Thankfully, I am not – I can’t stand that show! And, thankfully, I am not the Judge of All either: Jesus is.
His qualifications for the role? Verse 11:
I saw heaven standing open and there before me was a white horse, whose rider is called Faithful and True.Revelation 19.11 (NIV)
Jesus is not ‘a bit’ faithful, like us: his name is Faithful. It’s who he is, who he always has been, and who he always will be. He is true to his word, true to his promises – he is reliable, he is… Faithful.
And Jesus is ‘True’. There is no such thing as ‘true for me’ and ‘true for you’ – Jesus is True, Jesus is the Truth. We can believe him, we can trust him – he is reliable, he is… True.
I can’t think of better qualifications for the Judge of All. Who better to judge between right and wrong, good and evil, than the one who is called True? Who better to bring real (not arbitrary) justice, than the one who is called Faithful?
And, who better to Judge than one who is strong enough to carry out his judgement against evil, opposition to God, and injustice? Do you not want all the wrongs of this world to be righted?
So here we have a picture of Jesus the Judge, bringing justice to all those who oppose God and reject his rule. It is a fearsome image – but also majestic and awesome – remember, this is God we’re talking about here, not our personal pet.

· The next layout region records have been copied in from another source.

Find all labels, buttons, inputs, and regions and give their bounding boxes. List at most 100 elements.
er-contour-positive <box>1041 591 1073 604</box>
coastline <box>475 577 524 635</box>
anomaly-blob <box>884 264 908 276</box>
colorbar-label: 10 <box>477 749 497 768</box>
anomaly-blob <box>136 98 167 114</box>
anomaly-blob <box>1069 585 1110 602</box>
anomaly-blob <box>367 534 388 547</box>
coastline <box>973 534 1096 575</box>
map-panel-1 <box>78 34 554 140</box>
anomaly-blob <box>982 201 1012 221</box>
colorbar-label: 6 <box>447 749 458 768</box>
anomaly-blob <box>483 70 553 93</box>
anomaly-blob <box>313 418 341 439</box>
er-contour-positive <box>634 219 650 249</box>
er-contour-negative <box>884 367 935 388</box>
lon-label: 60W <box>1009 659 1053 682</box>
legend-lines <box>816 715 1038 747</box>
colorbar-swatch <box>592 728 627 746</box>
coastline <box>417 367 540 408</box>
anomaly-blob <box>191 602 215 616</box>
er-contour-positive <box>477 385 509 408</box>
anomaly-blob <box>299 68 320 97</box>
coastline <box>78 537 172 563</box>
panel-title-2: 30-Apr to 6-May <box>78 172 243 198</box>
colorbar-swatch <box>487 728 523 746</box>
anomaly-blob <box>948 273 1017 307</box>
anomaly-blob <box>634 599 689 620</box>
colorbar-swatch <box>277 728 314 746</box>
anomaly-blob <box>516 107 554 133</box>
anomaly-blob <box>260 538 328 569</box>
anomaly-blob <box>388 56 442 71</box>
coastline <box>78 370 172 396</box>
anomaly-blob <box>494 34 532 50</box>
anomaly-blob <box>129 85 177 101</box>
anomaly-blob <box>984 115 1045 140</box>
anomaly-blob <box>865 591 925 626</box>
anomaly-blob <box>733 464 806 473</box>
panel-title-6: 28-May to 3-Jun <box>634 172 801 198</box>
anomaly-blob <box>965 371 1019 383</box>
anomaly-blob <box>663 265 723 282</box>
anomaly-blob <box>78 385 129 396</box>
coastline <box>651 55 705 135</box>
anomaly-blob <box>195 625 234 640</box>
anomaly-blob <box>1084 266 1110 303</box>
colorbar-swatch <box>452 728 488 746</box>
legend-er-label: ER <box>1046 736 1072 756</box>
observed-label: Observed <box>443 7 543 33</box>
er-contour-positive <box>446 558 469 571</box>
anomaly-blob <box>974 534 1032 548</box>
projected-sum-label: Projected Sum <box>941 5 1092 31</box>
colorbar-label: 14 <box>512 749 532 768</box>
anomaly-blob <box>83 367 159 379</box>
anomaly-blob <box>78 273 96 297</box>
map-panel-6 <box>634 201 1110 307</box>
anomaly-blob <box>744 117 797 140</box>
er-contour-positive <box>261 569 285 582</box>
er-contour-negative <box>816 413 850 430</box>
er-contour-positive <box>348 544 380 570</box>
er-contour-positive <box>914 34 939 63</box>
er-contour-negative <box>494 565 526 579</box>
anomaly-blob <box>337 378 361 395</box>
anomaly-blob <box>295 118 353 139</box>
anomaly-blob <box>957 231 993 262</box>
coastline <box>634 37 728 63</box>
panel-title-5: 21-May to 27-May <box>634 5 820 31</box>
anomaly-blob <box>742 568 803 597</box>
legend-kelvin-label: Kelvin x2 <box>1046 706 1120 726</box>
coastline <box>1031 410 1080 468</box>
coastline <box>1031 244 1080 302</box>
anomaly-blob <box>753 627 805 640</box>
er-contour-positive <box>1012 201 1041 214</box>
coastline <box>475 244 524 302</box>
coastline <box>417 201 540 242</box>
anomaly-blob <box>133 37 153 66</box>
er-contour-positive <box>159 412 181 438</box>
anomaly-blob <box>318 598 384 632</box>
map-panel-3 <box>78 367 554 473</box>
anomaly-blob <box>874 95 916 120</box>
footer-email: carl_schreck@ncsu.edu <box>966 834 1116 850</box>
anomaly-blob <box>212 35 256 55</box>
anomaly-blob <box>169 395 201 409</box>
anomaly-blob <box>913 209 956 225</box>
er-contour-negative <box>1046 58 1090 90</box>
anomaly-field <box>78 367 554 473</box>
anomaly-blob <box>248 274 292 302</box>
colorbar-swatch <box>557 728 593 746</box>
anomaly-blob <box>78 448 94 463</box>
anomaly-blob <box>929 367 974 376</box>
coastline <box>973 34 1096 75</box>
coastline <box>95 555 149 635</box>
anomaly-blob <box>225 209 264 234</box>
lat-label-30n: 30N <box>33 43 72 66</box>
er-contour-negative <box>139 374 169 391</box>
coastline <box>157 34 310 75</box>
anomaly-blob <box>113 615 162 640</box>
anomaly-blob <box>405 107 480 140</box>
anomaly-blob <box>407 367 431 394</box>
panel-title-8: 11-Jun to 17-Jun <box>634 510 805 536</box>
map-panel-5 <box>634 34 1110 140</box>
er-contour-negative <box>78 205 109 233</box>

Jesus is the Judge – but at the same time he is the bridegroom. Immediately before this scene of judgement and battle, John describes the wedding supper of the Lamb (9), with his bride (the church) dressed in fine, bright and clean linen (7-8) – exactly like the armies of heaven (14). Some honeymoon!
But I can’t think of better qualifications for a bridegroom than the name Jesus is given here: Faithful and True. To be honest those two words are a pretty good working definition of what it means to love another person day in, day out.
That means we have a choice, to accept Jesus’ invitation to his wedding, or to oppose God – and end up on the battlefield with everyone else who has rejected God. One of those ends well for us – the other really doesn’t.
I know which I would prefer!
But that choice, that decision is not one that we make only once. If Jesus is called Faithful and True, we his followers are to be faithful and true also – every day, in every way.
The decision to follow Jesus and be faithful and true like him, is both a huge, life-changing decision, and dozens of tiny decisions, every day.
Ask yourself this week – how do I make decisions? Do I make them with reference to God, or only to myself?
And know this: even when you make bad decisions, big or small, Jesus knows – he is always True, he knows the truth of our hearts – but he is also Faithful, he will never turn away from those who come to him.
So let’s together build and model our lives on the one who is called Faithful and True.